Freiwilliges Engagement gehört zu den Fundamenten der Demokratie. Doch im Alltag stoßen Initiativen und Verbände auf viele Hindernisse. Mit einer neuen Engagementstrategie will die Bundesregierung für Erleichterungen sorgen.

von Nils Michaelis · 15. Februar 2024
Engagement für Demokratie und Vielfalt in Gotha

Das Engagement für Demokratie und Vielfalt wird von vielen Menschen tragen, die sich ehrenamtlich engagieren. So wie hier im thüringischen Gotha.

Ob im Kampf gegen Rechtsextremismus, beim Umweltschutz oder im Sportverein: Wer sich ehrenamtlich engagiert, trägt dazu bei, das gesellschaftliche Miteinander und damit auch die Demokratie zu stärken. Fast 29 Millionen Menschen in Deutschland leisten auf diese Weise einen Dienst am Gemeinwesen.

Dieses Engagement wird allerdings an vielen Stellen ausgebremst. Bei einer Vorlesung zur Krise des Ehrenamtes an der Technischen Hochschule Aschaffenburg nannte Bürgermeister Eric Leiderer (SPD) vier Handlungsfelder: Bürokratie, Digitalisierung, das Ehrenamt als Zielscheibe von Beleidigungen und Hatespeech sowie Anerkennung und Wertschätzung. Ähnlich äußern sich viele weitere Akteur*innen schon seit Jahren. 

Bei der Bundesregierung ist die Botschaft angekommen. Um ehrenamtliches Engagement zu beflügeln, erarbeitet sie eine Engagementstrategie des Bundes. Diese soll das freiwillige Engagement erleichtern, die Rahmenbedingungen für bürgerschaftlich Engagierte verbessern und damit die Widerstandskraft der Zivilgesellschaft stärken. Die Federführung hat das von Lisa Paus (Grüne) geführte Bundesministerin für Familie, Senioren, Frauen und Jugend.

Bestmögliche Rahmenbedingungen schaffen

Die SPD-Bundestagsabgeordnete Ariane Fäscher gestaltet diesen Prozess mit. Als Vorsitzende des Unterausschusses Bürgerschaftliches Engagement will sie bestmögliche Rahmenbedingungen für Zivilgesellschaft und Ehrenamt in der Bundesrepublik auf den Weg bringen. 

Um die Bedarfe zu ermitteln, wurden im Ausschuss Sachverständige gehört, außerdem gab es Besuche bei bürgerschaftlichen Initiativen. Mehr als 10.000 Eingaben von Engagierten sind in die Arbeit an der Engagementstrategie eingeflossen.
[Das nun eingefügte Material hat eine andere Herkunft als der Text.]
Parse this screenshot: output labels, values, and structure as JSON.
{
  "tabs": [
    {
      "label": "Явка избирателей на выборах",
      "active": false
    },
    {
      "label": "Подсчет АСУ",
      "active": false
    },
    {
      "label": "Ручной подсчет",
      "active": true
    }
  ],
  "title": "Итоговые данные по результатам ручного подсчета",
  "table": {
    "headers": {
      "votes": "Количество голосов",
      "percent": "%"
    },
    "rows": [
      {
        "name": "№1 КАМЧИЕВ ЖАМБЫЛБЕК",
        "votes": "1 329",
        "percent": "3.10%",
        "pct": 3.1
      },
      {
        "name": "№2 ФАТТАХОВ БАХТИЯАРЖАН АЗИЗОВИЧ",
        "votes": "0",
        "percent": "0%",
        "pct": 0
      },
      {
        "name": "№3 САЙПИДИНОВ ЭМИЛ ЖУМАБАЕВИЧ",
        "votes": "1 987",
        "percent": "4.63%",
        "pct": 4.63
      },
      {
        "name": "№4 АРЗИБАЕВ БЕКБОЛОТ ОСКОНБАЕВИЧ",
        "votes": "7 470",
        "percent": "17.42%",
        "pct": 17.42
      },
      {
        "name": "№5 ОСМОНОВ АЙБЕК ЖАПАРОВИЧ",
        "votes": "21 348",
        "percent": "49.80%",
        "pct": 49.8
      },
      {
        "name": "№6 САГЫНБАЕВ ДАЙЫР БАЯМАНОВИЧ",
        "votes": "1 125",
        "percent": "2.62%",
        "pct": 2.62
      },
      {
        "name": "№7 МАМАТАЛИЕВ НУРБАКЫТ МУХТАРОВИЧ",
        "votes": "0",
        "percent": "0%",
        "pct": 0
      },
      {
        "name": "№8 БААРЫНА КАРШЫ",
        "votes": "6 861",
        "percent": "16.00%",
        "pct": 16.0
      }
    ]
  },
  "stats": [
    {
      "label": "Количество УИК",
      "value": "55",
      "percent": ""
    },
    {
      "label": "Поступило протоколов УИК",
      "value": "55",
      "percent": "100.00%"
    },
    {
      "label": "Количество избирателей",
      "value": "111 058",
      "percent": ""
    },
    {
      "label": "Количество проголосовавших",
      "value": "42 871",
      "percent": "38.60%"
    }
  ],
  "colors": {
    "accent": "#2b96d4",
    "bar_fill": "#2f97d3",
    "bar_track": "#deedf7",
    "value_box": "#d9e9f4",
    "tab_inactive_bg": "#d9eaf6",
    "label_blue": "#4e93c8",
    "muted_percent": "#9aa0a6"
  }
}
Mehr als 200 Verbände haben sich eingebracht. 

Fäscher begrüßt, dass die gegenwärtigen Proteste gegen Rechtsextremismus viele Menschen zusammenführen, die öffentlich Haltung zeigen. „Viele fragen sich aber auch: Wo und wie kann ich mich dauerhaft einbringen?“, sagt sie. Die Zivilgesellschaft und auch die politischen Parteien seien gefragt, um diesen Menschen eine Orientierung für ihr Engagement zu geben. Genau diesen Effekt erhoffen sich viele von der künftigen Engagementstrategie. Deren Elemente werden den Charakter von Empfehlungen haben.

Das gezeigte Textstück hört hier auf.